Fundación Bandada cuestionó las reclamaciones contra el humedal Rocuant-Andalién y llamó a actores públicos, académicos y ciudadanos a "defender su protección" ante el Tribunal Ambiental.
La declaratoria del recientemente reconocido humedal urbano Rocuant-Andalién, en Talcahuano, continúa en el centro de la discusión pública, luego de que se presentaran ocho reclamaciones que, en conjunto, buscan revertir la protección del territorio.
En este escenario, Fundación Bandada, organización dedicada a la defensa del ecosistema, emitió un comunicado público en el que “llama a defender” este espacio natural.
Cabe recordar que las ocho reclamaciones ingresadas contra la declaratoria del humedal urbano Rocuant–Andalién, en la región del Biobío, deberán ser resueltas por el Tercer Tribunal Ambiental de Valdivia. Entre ellas se incluyen presentaciones de actores privados e instituciones del Estado, como el Gobierno Regional del Biobío, además de la reclamación interpuesta por ASMAR.

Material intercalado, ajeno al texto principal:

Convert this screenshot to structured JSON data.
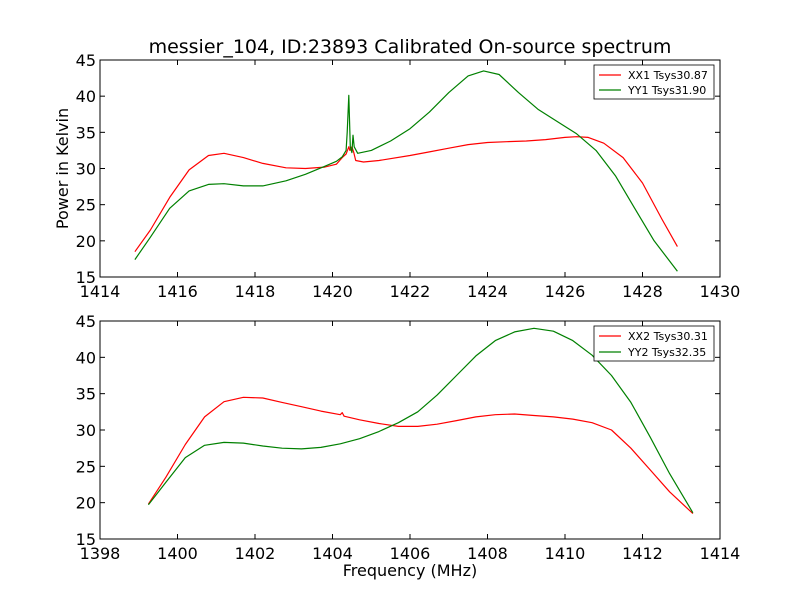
{
  "chart_data": [
    {
      "type": "line",
      "title": "messier_104, ID:23893 Calibrated On-source spectrum",
      "xlabel": "",
      "ylabel": "Power in Kelvin",
      "xlim": [
        1414,
        1430
      ],
      "ylim": [
        15,
        45
      ],
      "xticks": [
        1414,
        1416,
        1418,
        1420,
        1422,
        1424,
        1426,
        1428,
        1430
      ],
      "yticks": [
        15,
        20,
        25,
        30,
        35,
        40,
        45
      ],
      "legend_position": "upper right",
      "series": [
        {
          "name": "XX1 Tsys30.87",
          "color": "#ff0000",
          "x": [
            1414.9,
            1415.3,
            1415.8,
            1416.3,
            1416.8,
            1417.2,
            1417.7,
            1418.2,
            1418.8,
            1419.3,
            1419.8,
            1420.1,
            1420.25,
            1420.35,
            1420.42,
            1420.45,
            1420.5,
            1420.55,
            1420.6,
            1420.8,
            1421.2,
            1422.0,
            1422.5,
            1423.0,
            1423.5,
            1424.0,
            1424.5,
            1425.0,
            1425.5,
            1426.0,
            1426.3,
            1426.6,
            1427.0,
            1427.5,
            1428.0,
            1428.5,
            1428.9
          ],
          "values": [
            18.5,
            21.5,
            26.0,
            29.8,
            31.8,
            32.1,
            31.5,
            30.7,
            30.1,
            30.0,
            30.2,
            30.6,
            31.5,
            32.0,
            33.0,
            32.5,
            33.0,
            32.2,
            31.1,
            30.9,
            31.1,
            31.8,
            32.3,
            32.8,
            33.3,
            33.6,
            33.7,
            33.8,
            34.0,
            34.3,
            34.4,
            34.3,
            33.5,
            31.5,
            28.0,
            23.0,
            19.2
          ]
        },
        {
          "name": "YY1 Tsys31.90",
          "color": "#008000",
          "x": [
            1414.9,
            1415.3,
            1415.8,
            1416.3,
            1416.8,
            1417.2,
            1417.7,
            1418.2,
            1418.8,
            1419.3,
            1419.8,
            1420.1,
            1420.25,
            1420.35,
            1420.38,
            1420.42,
            1420.46,
            1420.5,
            1420.53,
            1420.56,
            1420.65,
            1421.0,
            1421.5,
            1422.0,
            1422.5,
            1423.0,
            1423.5,
            1423.9,
            1424.3,
            1424.8,
            1425.3,
            1425.8,
            1426.3,
            1426.8,
            1427.3,
            1427.8,
            1428.3,
            1428.9
          ],
          "values": [
            17.4,
            20.5,
            24.5,
            26.9,
            27.8,
            27.9,
            27.6,
            27.6,
            28.3,
            29.2,
            30.3,
            31.0,
            31.6,
            32.5,
            35.0,
            40.1,
            33.0,
            32.2,
            34.6,
            33.0,
            32.1,
            32.5,
            33.8,
            35.5,
            37.8,
            40.5,
            42.8,
            43.5,
            43.0,
            40.5,
            38.2,
            36.5,
            34.8,
            32.5,
            29.0,
            24.5,
            20.0,
            15.8
          ]
        }
      ]
    },
    {
      "type": "line",
      "title": "",
      "xlabel": "Frequency (MHz)",
      "ylabel": "",
      "xlim": [
        1398,
        1414
      ],
      "ylim": [
        15,
        45
      ],
      "xticks": [
        1398,
        1400,
        1402,
        1404,
        1406,
        1408,
        1410,
        1412,
        1414
      ],
      "yticks": [
        15,
        20,
        25,
        30,
        35,
        40,
        45
      ],
      "legend_position": "upper right",
      "series": [
        {
          "name": "XX2 Tsys30.31",
          "color": "#ff0000",
          "x": [
            1399.25,
            1399.7,
            1400.2,
            1400.7,
            1401.2,
            1401.7,
            1402.2,
            1402.7,
            1403.2,
            1403.7,
            1404.2,
            1404.25,
            1404.3,
            1404.7,
            1405.2,
            1405.7,
            1406.2,
            1406.7,
            1407.2,
            1407.7,
            1408.2,
            1408.7,
            1409.2,
            1409.7,
            1410.2,
            1410.7,
            1411.2,
            1411.7,
            1412.2,
            1412.7,
            1413.3
          ],
          "values": [
            19.8,
            23.5,
            28.0,
            31.8,
            33.9,
            34.5,
            34.4,
            33.8,
            33.2,
            32.6,
            32.1,
            32.4,
            31.9,
            31.4,
            30.9,
            30.5,
            30.5,
            30.8,
            31.3,
            31.8,
            32.1,
            32.2,
            32.0,
            31.8,
            31.5,
            31.0,
            30.0,
            27.5,
            24.5,
            21.5,
            18.5
          ]
        },
        {
          "name": "YY2 Tsys32.35",
          "color": "#008000",
          "x": [
            1399.25,
            1399.7,
            1400.2,
            1400.7,
            1401.2,
            1401.7,
            1402.2,
            1402.7,
            1403.2,
            1403.7,
            1404.2,
            1404.7,
            1405.2,
            1405.7,
            1406.2,
            1406.7,
            1407.2,
            1407.7,
            1408.2,
            1408.7,
            1409.2,
            1409.7,
            1410.2,
            1410.7,
            1411.2,
            1411.7,
            1412.2,
            1412.7,
            1413.3
          ],
          "values": [
            19.7,
            22.8,
            26.2,
            27.9,
            28.3,
            28.2,
            27.8,
            27.5,
            27.4,
            27.6,
            28.1,
            28.8,
            29.8,
            31.0,
            32.5,
            34.8,
            37.5,
            40.2,
            42.3,
            43.5,
            44.0,
            43.6,
            42.3,
            40.3,
            37.5,
            33.8,
            29.0,
            24.0,
            18.6
          ]
        }
      ]
    }
  ]
}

En ese contexto, desde la organización señalaron que “las reclamaciones han sido interpuestas por distintos actores públicos y privados, incluyendo empresas e inmobiliarias y, de manera especialmente preocupante, el Gobierno Regional del Biobío”.
En particular, respecto al rol del Gore Biobío, Fundación Bandada indicó que “consideramos impresentable que una institución pública llamada a promover el desarrollo regional y el bienestar de sus habitantes cuestione la protección de un ecosistema natural clave para la seguridad ambiental del territorio”.
Asimismo, manifestaron su preocupación por la actuación de algunas entidades reclamantes, como Essbio y la inmobiliaria Valmar, que no solo han impugnado la declaratoria del humedal Rocuant-Andalién, sino también “la protección de otro ecosistema relevante del Gran Concepción, como el Humedal Vasco da Gama, también conocido como Humedal Chimalfe. Esta reiteración de acciones judiciales contra distintos procesos de protección ambiental evidencia una posición sistemática que tensiona los esfuerzos públicos y ciudadanos orientados a la conservación de humedales urbanos, ecosistemas reconocidos internacionalmente como esenciales para enfrentar la crisis climática y la pérdida global de biodiversidad”.
En su declaración, la Fundación advierte que el territorio cuya protección se encuentra en disputa “alberga una alta diversidad biológica y cumple un rol esencial como sitio de alimentación, descanso y nidificación para aves residentes y migratorias, contribuyendo a la conservación de corredores ecológicos de relevancia internacional”.
Además, destacan que este ecosistema presta servicios ambientales clave para la población, como la amortiguación de inundaciones urbanas, la reducción de riesgos frente a marejadas y potenciales tsunamis, la captura de carbono, la regulación de temperaturas locales y el fortalecimiento de la adaptación frente al cambio climático.
El presidente de la organización, Patricio Ortiz, subrayó que esta discusión se da en “un contexto global marcado por la pérdida acelerada de biodiversidad y el aumento de eventos climáticos extremos, los humedales urbanos constituyen infraestructura natural indispensable para ciudades seguras y resilientes”.

Cedida | Fundación Bandada
“Hacemos además un llamado a la academia, universidades, centros de investigación y comunidades científicas a sumarse activamente a la defensa del Humedal Urbano Rocuant-Andalién, aportando su conocimiento, evidencia científica y voz pública para resguardar un ecosistema cuya protección responde precisamente al conocimiento técnico acumulado por años de investigación en el territorio”, agrega la misiva.
Las reclamaciones presentadas ante el Tercer Tribunal Ambiental de Valdivia serán determinantes para el futuro de la declaratoria, en un escenario donde el territorio se mantiene en disputa: por un lado, la defensa de su valor ecológico y, por otro, el potencial desarrollo productivo que según los reclamantes podría impulsar la economía de la Región del Biobío.